Usually my blogs contain information or stories that relate to, well……just getting older. The wonder of it, the frustration of it, and the trials and tribulations of looking in the mirror every day and seeing someone we don’t recognize.
A man died a few weeks ago who I conjured as a hero…. he had a cleft chin, a great head of hair, and a face that could be a carving on the side of Mt. Rushmore…that was Kirk Douglas.
Sometimes heroes in the movies never really measure up to the hero they are portraying……how do I know that Kirk Douglas really was a hero? Sure, he had faults…. don’t we all?
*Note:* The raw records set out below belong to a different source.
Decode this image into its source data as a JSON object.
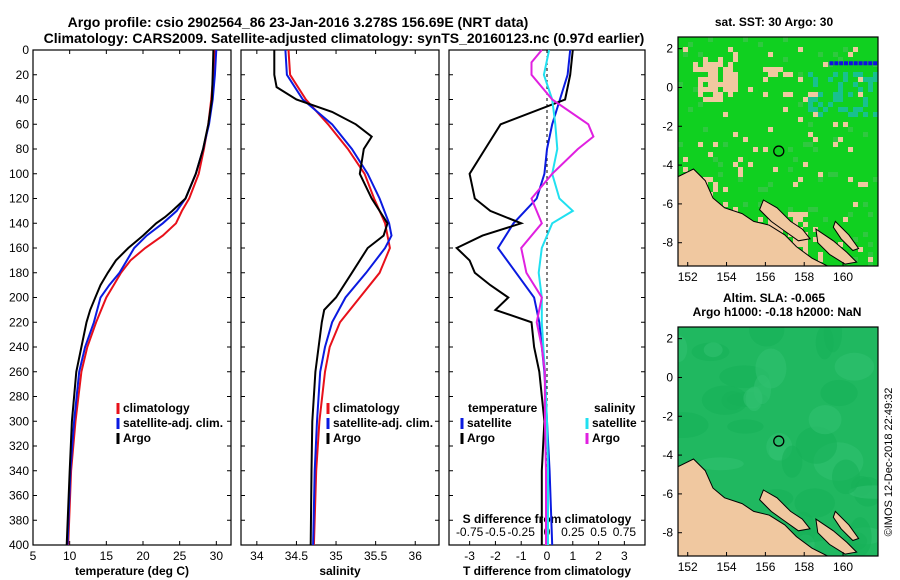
{
  "title_line1": "Argo profile: csio 2902564_86 23-Jan-2016 3.278S 156.69E (NRT data)",
  "title_line2": "Climatology: CARS2009. Satellite-adjusted climatology: synTS_20160123.nc (0.97d earlier)",
  "credit": "©IMOS 12-Dec-2018 22:49:32",
  "colors": {
    "climatology": "#e8101a",
    "satellite": "#0a1ae0",
    "argo": "#000000",
    "sal_sat": "#20e0f0",
    "sal_argo": "#e020e0",
    "land": "#f0c8a0",
    "sst_sea": "#10d020"
  },
  "depth_axis": {
    "ticks": [
      "0",
      "20",
      "40",
      "60",
      "80",
      "100",
      "120",
      "140",
      "160",
      "180",
      "200",
      "220",
      "240",
      "260",
      "280",
      "300",
      "320",
      "340",
      "360",
      "380",
      "400"
    ]
  },
  "chart_data": [
    {
      "type": "line",
      "id": "temperature",
      "xlabel": "temperature (deg C)",
      "ylabel": "",
      "xlim": [
        5,
        32
      ],
      "ylim": [
        400,
        0
      ],
      "xticks": [
        "5",
        "10",
        "15",
        "20",
        "25",
        "30"
      ],
      "xtick_values": [
        5,
        10,
        15,
        20,
        25,
        30
      ],
      "legend": [
        "climatology",
        "satellite-adj. clim.",
        "Argo"
      ],
      "series": [
        {
          "name": "climatology",
          "color": "climatology",
          "depth": [
            0,
            20,
            40,
            60,
            80,
            100,
            120,
            130,
            140,
            150,
            160,
            170,
            180,
            190,
            200,
            220,
            240,
            260,
            300,
            340,
            400
          ],
          "values": [
            29.8,
            29.6,
            29.3,
            28.9,
            28.3,
            27.6,
            26.3,
            25.3,
            24.5,
            22.7,
            20.3,
            18.3,
            17.0,
            16.0,
            15.0,
            13.6,
            12.4,
            11.6,
            10.8,
            10.2,
            9.8
          ]
        },
        {
          "name": "satellite-adj. clim.",
          "color": "satellite",
          "depth": [
            0,
            20,
            40,
            60,
            80,
            100,
            120,
            130,
            140,
            150,
            160,
            170,
            180,
            190,
            200,
            220,
            240,
            260,
            300,
            340,
            400
          ],
          "values": [
            30.0,
            29.8,
            29.5,
            29.0,
            28.2,
            27.2,
            25.8,
            24.6,
            22.7,
            20.5,
            18.8,
            17.8,
            16.8,
            15.4,
            14.2,
            13.3,
            12.1,
            11.3,
            10.6,
            10.1,
            9.7
          ]
        },
        {
          "name": "Argo",
          "color": "argo",
          "depth": [
            0,
            20,
            40,
            60,
            80,
            100,
            120,
            130,
            135,
            140,
            150,
            160,
            170,
            180,
            190,
            200,
            210,
            220,
            240,
            260,
            300,
            340,
            400
          ],
          "values": [
            29.6,
            29.5,
            29.4,
            28.9,
            28.2,
            27.2,
            25.8,
            24.0,
            23.0,
            21.8,
            20.0,
            18.0,
            16.3,
            15.2,
            14.2,
            13.5,
            12.8,
            12.3,
            11.6,
            10.9,
            10.3,
            10.0,
            9.6
          ]
        }
      ]
    },
    {
      "type": "line",
      "id": "salinity",
      "xlabel": "salinity",
      "ylabel": "",
      "xlim": [
        33.8,
        36.3
      ],
      "ylim": [
        400,
        0
      ],
      "xticks": [
        "34",
        "34.5",
        "35",
        "35.5",
        "36"
      ],
      "xtick_values": [
        34,
        34.5,
        35,
        35.5,
        36
      ],
      "legend": [
        "climatology",
        "satellite-adj. clim.",
        "Argo"
      ],
      "series": [
        {
          "name": "climatology",
          "color": "climatology",
          "depth": [
            0,
            20,
            40,
            60,
            80,
            100,
            120,
            140,
            160,
            180,
            200,
            220,
            240,
            260,
            300,
            340,
            400
          ],
          "values": [
            34.4,
            34.42,
            34.62,
            34.9,
            35.15,
            35.36,
            35.48,
            35.62,
            35.68,
            35.55,
            35.3,
            35.05,
            34.92,
            34.86,
            34.79,
            34.75,
            34.72
          ]
        },
        {
          "name": "satellite-adj. clim.",
          "color": "satellite",
          "depth": [
            0,
            20,
            40,
            60,
            80,
            100,
            120,
            140,
            150,
            160,
            180,
            200,
            220,
            240,
            260,
            300,
            340,
            400
          ],
          "values": [
            34.36,
            34.38,
            34.58,
            34.95,
            35.2,
            35.4,
            35.55,
            35.67,
            35.7,
            35.62,
            35.38,
            35.12,
            34.95,
            34.86,
            34.8,
            34.76,
            34.73,
            34.71
          ]
        },
        {
          "name": "Argo",
          "color": "argo",
          "depth": [
            0,
            20,
            30,
            40,
            50,
            60,
            70,
            80,
            100,
            120,
            140,
            150,
            160,
            180,
            200,
            210,
            220,
            240,
            260,
            300,
            340,
            400
          ],
          "values": [
            34.22,
            34.22,
            34.25,
            34.5,
            34.95,
            35.25,
            35.45,
            35.35,
            35.3,
            35.45,
            35.65,
            35.6,
            35.4,
            35.2,
            35.0,
            34.85,
            34.82,
            34.78,
            34.74,
            34.7,
            34.69,
            34.68
          ]
        }
      ]
    },
    {
      "type": "line",
      "id": "difference",
      "xlabel": "T difference from climatology",
      "xlabel_top": "S difference from climatology",
      "xlim": [
        -3.8,
        3.8
      ],
      "ylim": [
        400,
        0
      ],
      "xticks": [
        "-3",
        "-2",
        "-1",
        "0",
        "1",
        "2",
        "3"
      ],
      "xtick_values": [
        -3,
        -2,
        -1,
        0,
        1,
        2,
        3
      ],
      "sticks": [
        "-0.75",
        "-0.5",
        "-0.25",
        "0",
        "0.25",
        "0.5",
        "0.75"
      ],
      "stick_values": [
        -0.75,
        -0.5,
        -0.25,
        0,
        0.25,
        0.5,
        0.75
      ],
      "legend_left_title": "temperature",
      "legend_left": [
        "satellite",
        "Argo"
      ],
      "legend_right_title": "salinity",
      "legend_right": [
        "satellite",
        "Argo"
      ],
      "series": [
        {
          "name": "temperature satellite",
          "color": "satellite",
          "scale": "T",
          "depth": [
            0,
            20,
            40,
            60,
            80,
            100,
            120,
            140,
            160,
            180,
            200,
            220,
            260,
            300,
            340,
            400
          ],
          "values": [
            0.9,
            0.8,
            0.5,
            0.2,
            0.0,
            -0.1,
            -0.4,
            -1.3,
            -1.9,
            -1.2,
            -0.5,
            -0.3,
            -0.1,
            0.0,
            0.1,
            0.2
          ]
        },
        {
          "name": "temperature Argo",
          "color": "argo",
          "scale": "T",
          "depth": [
            0,
            20,
            40,
            60,
            80,
            100,
            120,
            130,
            140,
            150,
            160,
            170,
            180,
            190,
            200,
            210,
            220,
            240,
            260,
            300,
            340,
            400
          ],
          "values": [
            1.0,
            0.9,
            0.7,
            -1.8,
            -2.4,
            -3.0,
            -2.8,
            -2.2,
            -1.0,
            -2.5,
            -3.5,
            -3.0,
            -2.8,
            -2.2,
            -1.5,
            -2.0,
            -0.6,
            -0.5,
            -0.3,
            -0.1,
            -0.2,
            -0.2
          ]
        },
        {
          "name": "salinity satellite",
          "color": "sal_sat",
          "scale": "S",
          "depth": [
            0,
            20,
            40,
            60,
            80,
            100,
            120,
            130,
            140,
            160,
            180,
            200,
            220,
            260,
            300,
            340,
            400
          ],
          "values": [
            0.02,
            -0.03,
            0.05,
            0.08,
            0.1,
            0.05,
            0.12,
            0.25,
            0.05,
            -0.05,
            -0.08,
            -0.05,
            -0.05,
            -0.02,
            0.0,
            0.01,
            0.01
          ]
        },
        {
          "name": "salinity Argo",
          "color": "sal_argo",
          "scale": "S",
          "depth": [
            0,
            10,
            20,
            40,
            60,
            70,
            80,
            100,
            120,
            140,
            160,
            180,
            200,
            220,
            240,
            260,
            300,
            340,
            400
          ],
          "values": [
            -0.05,
            -0.15,
            -0.15,
            0.05,
            0.4,
            0.45,
            0.3,
            0.05,
            -0.15,
            -0.05,
            -0.25,
            -0.2,
            -0.05,
            -0.1,
            -0.05,
            -0.02,
            -0.02,
            -0.01,
            -0.01
          ]
        }
      ]
    },
    {
      "type": "heatmap",
      "id": "sst_map",
      "title": "sat. SST: 30 Argo: 30",
      "xticks": [
        "152",
        "154",
        "156",
        "158",
        "160"
      ],
      "xtick_values": [
        152,
        154,
        156,
        158,
        160
      ],
      "yticks": [
        "2",
        "0",
        "-2",
        "-4",
        "-6",
        "-8"
      ],
      "ytick_values": [
        2,
        0,
        -2,
        -4,
        -6,
        -8
      ],
      "xlim": [
        151.5,
        161.8
      ],
      "ylim": [
        -9.2,
        2.6
      ],
      "float_lon": 156.69,
      "float_lat": -3.278
    },
    {
      "type": "heatmap",
      "id": "sla_map",
      "title_line1": "Altim. SLA: -0.065",
      "title_line2": "Argo h1000: -0.18 h2000: NaN",
      "xticks": [
        "152",
        "154",
        "156",
        "158",
        "160"
      ],
      "xtick_values": [
        152,
        154,
        156,
        158,
        160
      ],
      "yticks": [
        "2",
        "0",
        "-2",
        "-4",
        "-6",
        "-8"
      ],
      "ytick_values": [
        2,
        0,
        -2,
        -4,
        -6,
        -8
      ],
      "xlim": [
        151.5,
        161.8
      ],
      "ylim": [
        -9.2,
        2.6
      ],
      "float_lon": 156.69,
      "float_lat": -3.278
    }
  ]
}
Did he make some wrong choices in his life? Again, don’t we all?
He captured the screen when he appeared, and I said,” I wanted to be him”, but do we ever know our heroes?……I did. Did I ever meet this man? No. Did I ever talk to this man? No. So how is it possible that I know Kirk Douglas when I never met this man?…….because I knew his mother and saw her for years, every Sunday afternoon.
When I was a little kid growing up in upstate New York, I had a ritual with my father. We visited his mother, my grandmother, every Sunday at a retirement home. My grandmother shared a suite with a very nice woman who welcomed me also, on Sundays. This woman always had wonderful, fresh hard colored candy balls of all shapes and flavors. She always seemed to have some fresh baked goods, fresh flowers, and something I had not seen before, a small television. She had black and white photographs everywhere, and that’s when I realized, or was told, who this woman was… she was Mrs. Bryna Demsky, the mother of movie star, Kirk Douglas.
I heard how nice he treated the staff, how he brought flowers to be placed throughout the retirement home…. He was thoughtful, and knew everyone’s name. It was like he became every resident’s make-believe son. Mrs. Demsky called him, Izzy. She called me, “kleyner” or ‘little one’ in Yiddish.
On one holiday, I received a gift, all wrapped up in colored paper and presented on Sunday to me by Mrs. Demsky. I unwrapped this gift at her insistence, and in a large glass jar, were the most beautiful hard candy balls that a little kid could have imagined, and it came from him, Izzy Demsky, or as the world knew him, Kirk Douglas.
I’ve met heroes, and scoundrels in my life, but I must say that my first hero was genuine because I saw how this man treated his mother and his whole family…….but more importantly, I saw him give a present to a little boy he never met, but who spent time on a Sunday afternoon with his mother, and kept her company. He was then, and always will be, a hero.
Take it for what it is……It’s just as I see it.